A study performed by the lab of telomere researcher Maria Blasco showed that breeding mice with exceptionally long telomeres extended their lifespan. It also improved multiple markers of aging at once. The results confirmed earlier show that telomeres do play a role in aging. However, lifespan was increased by 13 %, which is modest compared to the gold standards in mice lifespan interventions such as calorie restriction. The mice with long telomeres were thinner and had a lower cancer rate than their controls; they also had an improved mitochondrial function compared to normal mice (4).
Furthermore, studies have shown that treating normal mice with telomere-extending gene therapy prolonged their lives. Like in the case of the mice bred with hyper-long telomeres, they retained a better healthspan than the controls, and their lifespan increased by 10%. Many physiological function markers improved at once indicate the role of telomere shortening across tissues systemically in the body (5). Both of these therapies worked to extend lifespan and healthspan slightly. Still, the dramatic lifespan extension and aging reversal are not likely to occur simply by targeting the telomere attrition hallmark.
Evidence for the importance of telomeres in lifespan also comes from premature aging disorders that mimic aspects of normal senescence. An example is dyskeratosis congenita, a range of diseases that manifests as bone marrow failure and skin dysfunction, among other symptoms. It results from too short telomeres secondary to genetic defects in the telomere elongation machinery, the Telomerase RNA component (TERC) complex, which is a template for telomeres to get elongated. This disease can also come from defects in dyskerin, a protein that provides instructions on how to make telomerase. Hence, the more dramatic results may be observed if the therapy is deployed for particular premature aging conditions, such as dyskeratosis congenita where short telomeres are the defining feature causing the clinical pathology (6).
Cause or effect?
The hallmarks of aging are interlinked, and when one falters, it subsequently affects the others. From the evolutionary perspective, the repair systems in organisms fail at roughly the same rates, which causes different species to have considerably variable lifespans.

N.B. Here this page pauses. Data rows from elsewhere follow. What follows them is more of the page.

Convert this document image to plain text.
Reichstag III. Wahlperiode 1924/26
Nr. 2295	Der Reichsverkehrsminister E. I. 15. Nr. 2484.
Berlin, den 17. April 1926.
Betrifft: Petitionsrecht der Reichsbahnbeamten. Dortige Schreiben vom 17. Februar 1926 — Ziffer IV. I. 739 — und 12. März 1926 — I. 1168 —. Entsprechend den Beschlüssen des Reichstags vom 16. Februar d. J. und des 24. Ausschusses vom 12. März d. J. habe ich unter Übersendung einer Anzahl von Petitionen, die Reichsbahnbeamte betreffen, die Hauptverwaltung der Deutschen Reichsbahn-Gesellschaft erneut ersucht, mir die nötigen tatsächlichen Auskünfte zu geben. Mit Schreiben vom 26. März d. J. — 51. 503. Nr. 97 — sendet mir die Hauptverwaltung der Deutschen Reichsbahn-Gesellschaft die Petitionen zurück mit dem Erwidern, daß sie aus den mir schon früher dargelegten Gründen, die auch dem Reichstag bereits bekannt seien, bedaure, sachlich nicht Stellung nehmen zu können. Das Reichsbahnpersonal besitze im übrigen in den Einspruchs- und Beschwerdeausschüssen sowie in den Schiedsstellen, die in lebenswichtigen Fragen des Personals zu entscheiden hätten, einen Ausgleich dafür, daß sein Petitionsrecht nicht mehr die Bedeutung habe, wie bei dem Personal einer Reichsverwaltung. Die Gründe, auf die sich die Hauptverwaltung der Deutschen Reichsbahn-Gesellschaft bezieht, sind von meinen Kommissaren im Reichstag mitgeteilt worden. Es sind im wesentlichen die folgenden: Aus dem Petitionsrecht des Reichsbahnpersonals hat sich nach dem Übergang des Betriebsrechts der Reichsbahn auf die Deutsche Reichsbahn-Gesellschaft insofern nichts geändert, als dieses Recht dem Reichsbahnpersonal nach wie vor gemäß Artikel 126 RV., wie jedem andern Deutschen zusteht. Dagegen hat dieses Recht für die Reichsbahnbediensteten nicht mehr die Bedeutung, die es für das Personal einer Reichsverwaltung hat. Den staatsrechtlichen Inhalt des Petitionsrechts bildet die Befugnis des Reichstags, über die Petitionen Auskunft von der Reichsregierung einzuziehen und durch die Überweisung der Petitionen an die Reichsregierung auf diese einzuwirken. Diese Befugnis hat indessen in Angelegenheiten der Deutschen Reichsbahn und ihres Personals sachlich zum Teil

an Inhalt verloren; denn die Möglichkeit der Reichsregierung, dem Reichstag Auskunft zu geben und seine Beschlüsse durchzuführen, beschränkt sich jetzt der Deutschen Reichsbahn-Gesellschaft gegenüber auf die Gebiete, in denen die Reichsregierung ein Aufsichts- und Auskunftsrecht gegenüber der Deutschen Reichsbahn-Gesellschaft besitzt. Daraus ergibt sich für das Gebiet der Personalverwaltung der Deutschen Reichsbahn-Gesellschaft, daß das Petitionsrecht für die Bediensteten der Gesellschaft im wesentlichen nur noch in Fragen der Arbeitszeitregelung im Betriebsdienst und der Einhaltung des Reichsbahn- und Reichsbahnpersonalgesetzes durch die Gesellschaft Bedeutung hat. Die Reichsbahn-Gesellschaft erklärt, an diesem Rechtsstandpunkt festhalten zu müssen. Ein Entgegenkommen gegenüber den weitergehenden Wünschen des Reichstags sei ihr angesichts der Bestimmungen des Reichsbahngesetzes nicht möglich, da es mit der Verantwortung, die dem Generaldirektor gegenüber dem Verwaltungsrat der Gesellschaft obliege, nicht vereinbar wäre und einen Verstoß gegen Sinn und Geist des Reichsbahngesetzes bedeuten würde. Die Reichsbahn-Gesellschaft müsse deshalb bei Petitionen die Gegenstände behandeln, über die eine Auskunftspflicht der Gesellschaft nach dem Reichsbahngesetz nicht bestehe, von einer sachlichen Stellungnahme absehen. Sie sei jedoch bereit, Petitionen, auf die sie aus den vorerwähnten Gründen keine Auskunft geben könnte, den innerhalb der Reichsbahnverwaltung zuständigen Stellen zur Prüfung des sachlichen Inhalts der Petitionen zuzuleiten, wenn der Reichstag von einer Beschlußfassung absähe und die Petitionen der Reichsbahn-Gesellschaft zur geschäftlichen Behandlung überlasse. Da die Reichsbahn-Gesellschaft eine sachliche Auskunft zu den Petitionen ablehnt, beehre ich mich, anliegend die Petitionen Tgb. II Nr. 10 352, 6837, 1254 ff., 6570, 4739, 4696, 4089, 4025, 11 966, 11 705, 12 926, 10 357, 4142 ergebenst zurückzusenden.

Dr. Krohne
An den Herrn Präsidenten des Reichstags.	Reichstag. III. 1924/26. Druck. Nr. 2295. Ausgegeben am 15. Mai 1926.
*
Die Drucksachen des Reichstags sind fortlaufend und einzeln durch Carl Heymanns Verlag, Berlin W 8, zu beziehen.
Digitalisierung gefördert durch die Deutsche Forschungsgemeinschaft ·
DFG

In the case of telomere attrition, it is well known that many diseases, such as irritable bowel syndrome and kidney fibrosis, lead to short telomeres, which means it is a marker for tissue damage and pathological conditions in general. In conclusion, an old organism may display shortened telomeres as part of its frailty phenotype, but that does not mean that its lifespan can be extended significantly by targeting this hallmark.
Many interventions improve general health, leading to longer telomeres, such as exercise and healthy eating. This indicates that longer telomeres in themselves are associated with good health and that a variety of stressors such as aging and disease cause them to shorten (7,8). Subsequently, it can be argued that telomere attrition is both a cause in itself, as evidenced by specific telomere-related premature aging diseases, and a secondary effect from other hallmarks.
Summary
The role of telomeres in disease and aging for humans is still unclear except in premature aging disorders. There is evidence that mice in which telomere shortening is prevented with age, either through breeding or gene therapy, live somewhat longer and in better health. By addressing other hallmarks of aging, one could expect an improvement in telomere length secondary to addressing aspects making telomeres age faster.
A telomere extending therapy in humans would likely have more impact if used for a particular premature aging disorder related to telomere dysfunction rather than a single bullet toward generalized aging.